P. Trump a approuvé un décret exécutif pour autoriser l'exploitation minière dans les fonds marins, même dans les eaux internationales. Qu'en penses-tu?

R. Ce n'est pas vraiment nécessaire et a également le potentiel de causer des dommages extraordinaires. Nous savons tous ce que l'exploitation minière a fait à la surface de la terre. Je pense que ce serait une étape très dangereuse.

P. Cette conférence sur l'océan se déroule dans le contexte d'un fort conflit entre l'administration Trump et l'UE pour les tarifs. Comment une guerre commerciale peut-elle avoir un impact sur la protection des océans et, en général, dans le changement climatique?

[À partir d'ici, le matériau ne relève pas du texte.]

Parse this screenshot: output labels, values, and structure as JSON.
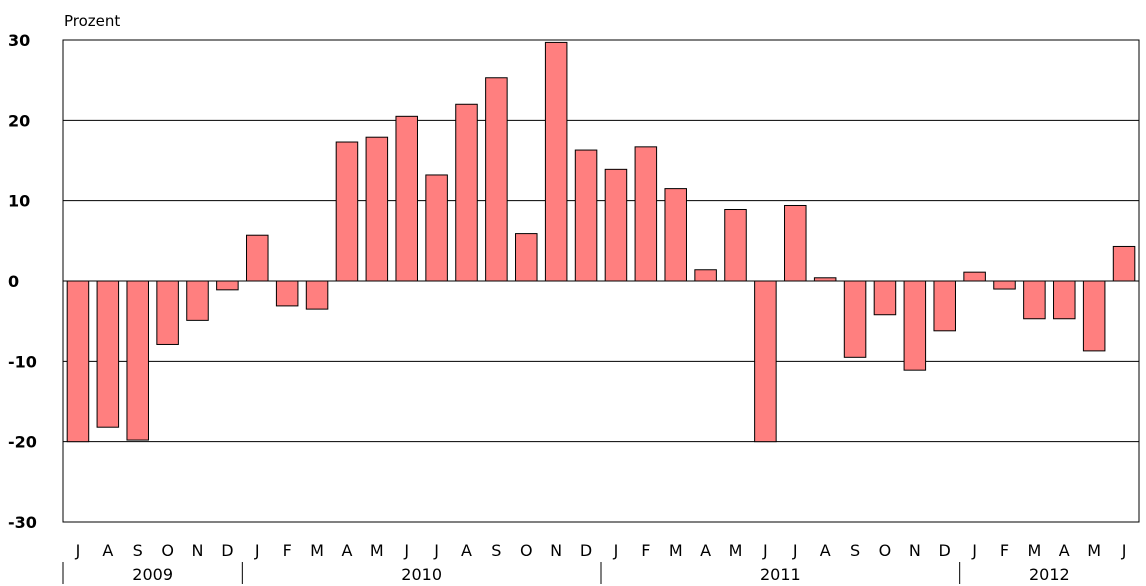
{
  "chart_data": {
    "type": "bar",
    "ylabel": "Prozent",
    "ylim": [
      -30,
      30
    ],
    "yticks": [
      30,
      20,
      10,
      0,
      -10,
      -20,
      -30
    ],
    "grid": true,
    "bar_color": "#ff7f7f",
    "categories": [
      "J",
      "A",
      "S",
      "O",
      "N",
      "D",
      "J",
      "F",
      "M",
      "A",
      "M",
      "J",
      "J",
      "A",
      "S",
      "O",
      "N",
      "D",
      "J",
      "F",
      "M",
      "A",
      "M",
      "J",
      "J",
      "A",
      "S",
      "O",
      "N",
      "D",
      "J",
      "F",
      "M",
      "A",
      "M",
      "J"
    ],
    "values": [
      -20.0,
      -18.2,
      -19.8,
      -7.9,
      -4.9,
      -1.1,
      5.7,
      -3.1,
      -3.5,
      17.3,
      17.9,
      20.5,
      13.2,
      22.0,
      25.3,
      5.9,
      29.7,
      16.3,
      13.9,
      16.7,
      11.5,
      1.4,
      8.9,
      -20.0,
      9.4,
      0.4,
      -9.5,
      -4.2,
      -11.1,
      -6.2,
      1.1,
      -1.0,
      -4.7,
      -4.7,
      -8.7,
      4.3
    ],
    "years": [
      {
        "label": "2009",
        "start": 0,
        "count": 6
      },
      {
        "label": "2010",
        "start": 6,
        "count": 12
      },
      {
        "label": "2011",
        "start": 18,
        "count": 12
      },
      {
        "label": "2012",
        "start": 30,
        "count": 6
      }
    ]
  }
}
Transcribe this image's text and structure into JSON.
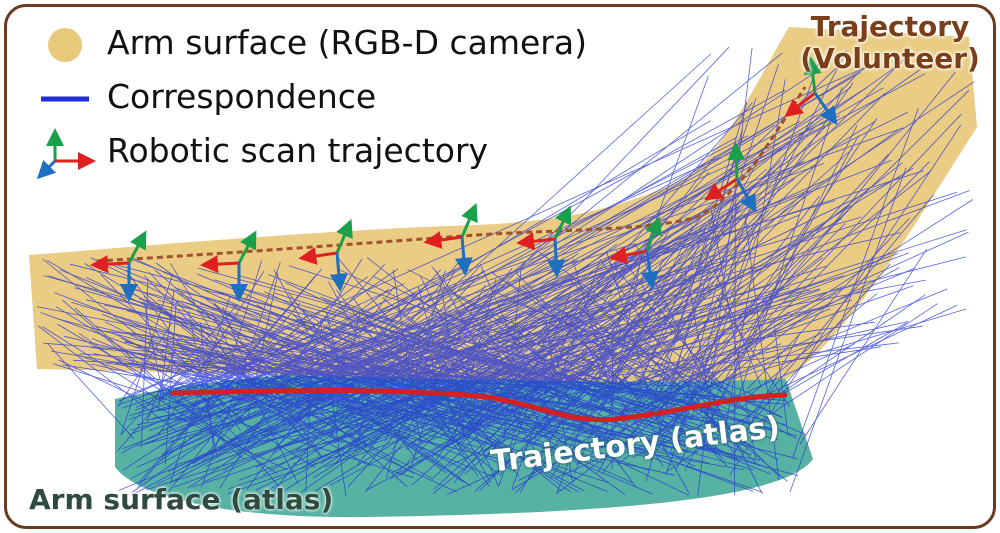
{
  "legend": {
    "surface": "Arm surface (RGB-D camera)",
    "correspondence": "Correspondence",
    "trajectory": "Robotic scan trajectory"
  },
  "labels": {
    "volunteer_trajectory": [
      "Trajectory",
      "(Volunteer)"
    ],
    "atlas_trajectory": "Trajectory (atlas)",
    "atlas_surface": "Arm surface (atlas)"
  },
  "colors": {
    "surface": "#e8c87a",
    "correspondence": "#1f2fd6",
    "atlas_surface": "#4fae9f",
    "atlas_trajectory": "#d42020",
    "volunteer_trajectory": "#a0522d",
    "frame_border": "#6b3a1f",
    "axis_x": "#e02020",
    "axis_y": "#1aa04a",
    "axis_z": "#1f6fc0"
  },
  "icons": [
    "yellow-dot-icon",
    "blue-line-icon",
    "xyz-axes-icon"
  ]
}
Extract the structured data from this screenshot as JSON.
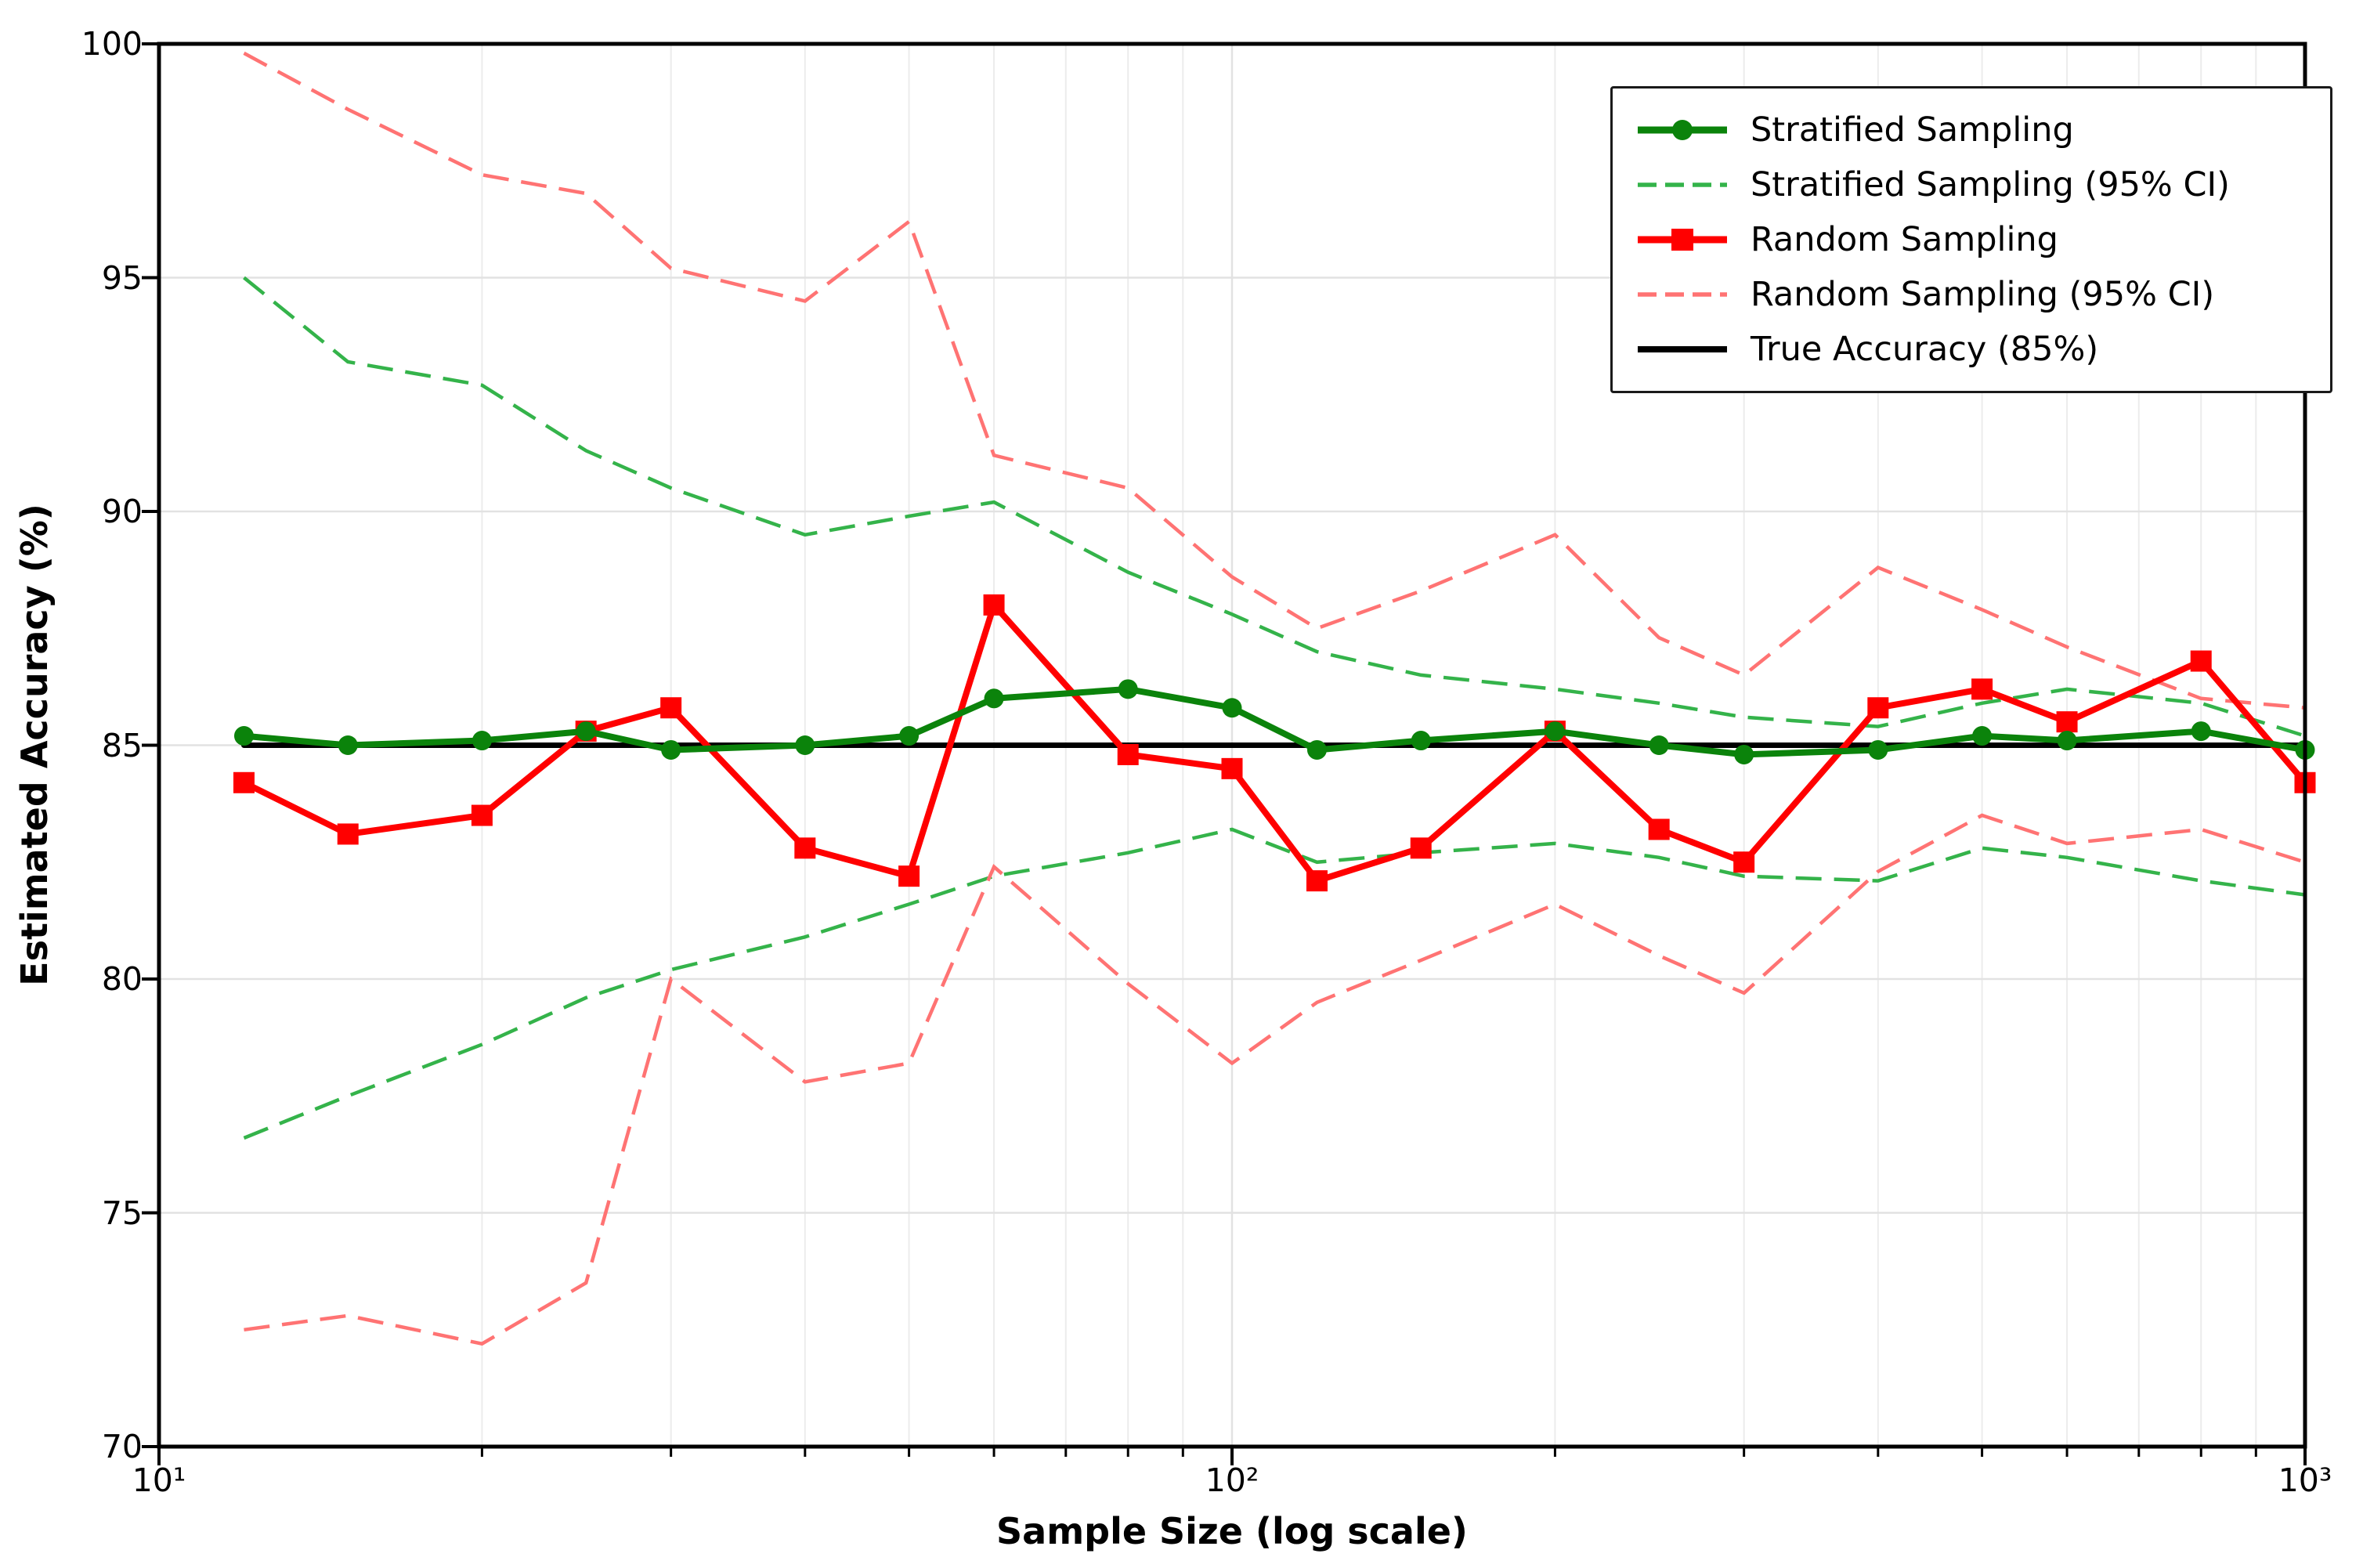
{
  "figure": {
    "background": "#ffffff"
  },
  "colors": {
    "stratified": "#0b830b",
    "stratified_ci": "#34b34a",
    "random": "#ff0000",
    "random_ci": "#ff7373",
    "true_line": "#000000",
    "grid_major": "#e2e2e2",
    "grid_minor": "#ececec",
    "frame": "#000000"
  },
  "axes": {
    "x": {
      "label": "Sample Size (log scale)",
      "scale": "log",
      "range": [
        10,
        1000
      ],
      "tick_values": [
        10,
        100,
        1000
      ],
      "tick_labels": [
        "10¹",
        "10²",
        "10³"
      ]
    },
    "y": {
      "label": "Estimated Accuracy (%)",
      "scale": "linear",
      "range": [
        70,
        100
      ],
      "tick_values": [
        70,
        75,
        80,
        85,
        90,
        95,
        100
      ],
      "tick_labels": [
        "70",
        "75",
        "80",
        "85",
        "90",
        "95",
        "100"
      ]
    }
  },
  "legend": {
    "position": "upper right",
    "entries": [
      {
        "label": "Stratified Sampling",
        "series": 0
      },
      {
        "label": "Stratified Sampling (95% CI)",
        "series": 1
      },
      {
        "label": "Random Sampling",
        "series": 2
      },
      {
        "label": "Random Sampling (95% CI)",
        "series": 3
      },
      {
        "label": "True Accuracy (85%)",
        "series": 4
      }
    ]
  },
  "chart_data": {
    "type": "line",
    "title": "",
    "xlabel": "Sample Size (log scale)",
    "ylabel": "Estimated Accuracy (%)",
    "xscale": "log",
    "xlim": [
      10,
      1000
    ],
    "ylim": [
      70,
      100
    ],
    "grid": true,
    "legend_position": "upper right",
    "x": [
      12,
      15,
      20,
      25,
      30,
      40,
      50,
      60,
      80,
      100,
      120,
      150,
      200,
      250,
      300,
      400,
      500,
      600,
      800,
      1000
    ],
    "true_accuracy": 85,
    "series": [
      {
        "name": "Stratified Sampling",
        "style": "solid",
        "marker": "circle",
        "color_key": "stratified",
        "width": 8,
        "values": [
          85.2,
          85.0,
          85.1,
          85.3,
          84.9,
          85.0,
          85.2,
          86.0,
          86.2,
          85.8,
          84.9,
          85.1,
          85.3,
          85.0,
          84.8,
          84.9,
          85.2,
          85.1,
          85.3,
          84.9
        ]
      },
      {
        "name": "Stratified Sampling (95% CI)",
        "style": "dashed",
        "marker": "none",
        "color_key": "stratified_ci",
        "width": 4.5,
        "upper": [
          95.0,
          93.2,
          92.7,
          91.3,
          90.5,
          89.5,
          89.9,
          90.2,
          88.7,
          87.8,
          87.0,
          86.5,
          86.2,
          85.9,
          85.6,
          85.4,
          85.9,
          86.2,
          85.9,
          85.2
        ],
        "lower": [
          76.6,
          77.5,
          78.6,
          79.6,
          80.2,
          80.9,
          81.6,
          82.2,
          82.7,
          83.2,
          82.5,
          82.7,
          82.9,
          82.6,
          82.2,
          82.1,
          82.8,
          82.6,
          82.1,
          81.8
        ]
      },
      {
        "name": "Random Sampling",
        "style": "solid",
        "marker": "square",
        "color_key": "random",
        "width": 8,
        "values": [
          84.2,
          83.1,
          83.5,
          85.3,
          85.8,
          82.8,
          82.2,
          88.0,
          84.8,
          84.5,
          82.1,
          82.8,
          85.3,
          83.2,
          82.5,
          85.8,
          86.2,
          85.5,
          86.8,
          84.2
        ]
      },
      {
        "name": "Random Sampling (95% CI)",
        "style": "dashed",
        "marker": "none",
        "color_key": "random_ci",
        "width": 4.5,
        "upper": [
          99.8,
          98.6,
          97.2,
          96.8,
          95.2,
          94.5,
          96.2,
          91.2,
          90.5,
          88.6,
          87.5,
          88.3,
          89.5,
          87.3,
          86.5,
          88.8,
          87.9,
          87.1,
          86.0,
          85.8
        ],
        "lower": [
          72.5,
          72.8,
          72.2,
          73.5,
          80.0,
          77.8,
          78.2,
          82.4,
          79.9,
          78.2,
          79.5,
          80.4,
          81.6,
          80.5,
          79.7,
          82.3,
          83.5,
          82.9,
          83.2,
          82.5
        ]
      },
      {
        "name": "True Accuracy (85%)",
        "style": "solid",
        "marker": "none",
        "color_key": "true_line",
        "width": 7,
        "values": [
          85,
          85,
          85,
          85,
          85,
          85,
          85,
          85,
          85,
          85,
          85,
          85,
          85,
          85,
          85,
          85,
          85,
          85,
          85,
          85
        ]
      }
    ]
  }
}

R. Je m'oppose aux tarifs. Je pense qu'ils ne sont pas le moyen d'effectuer des initiatives multilatérales réflexives. Il crée un unilatéralisme qui devient automatiquement une sorte d'œil par œil qui devient incontrôlable et a un impact négatif profond sur les certifications et la clarté dont le marché a besoin. De grandes quantités de capitaux sont déjà en cours et de nombreux économistes ont prédit la possibilité que cette bataille tarifaire produit une récession. Et nous avons des précédents tels que les années vingt avec Herbert Hoover, lorsque nous avons vu ce qui s'est passé avec cette bataille tarifaire. Je pense donc que le reste du monde réagira. Aux États-Unis, de nombreux entrepreneurs que je connais sont profondément préoccupés par la direction dans laquelle l'administration a évolué, et j'espère que nous pourrons revenir à un processus plus ordonné et structuré. Maintenant, cela ne signifie pas que le commerce mondial ne devrait pas être réformé et que dans certains cas de meilleures règles, une meilleure application et une meilleure responsabilité sont nécessaires.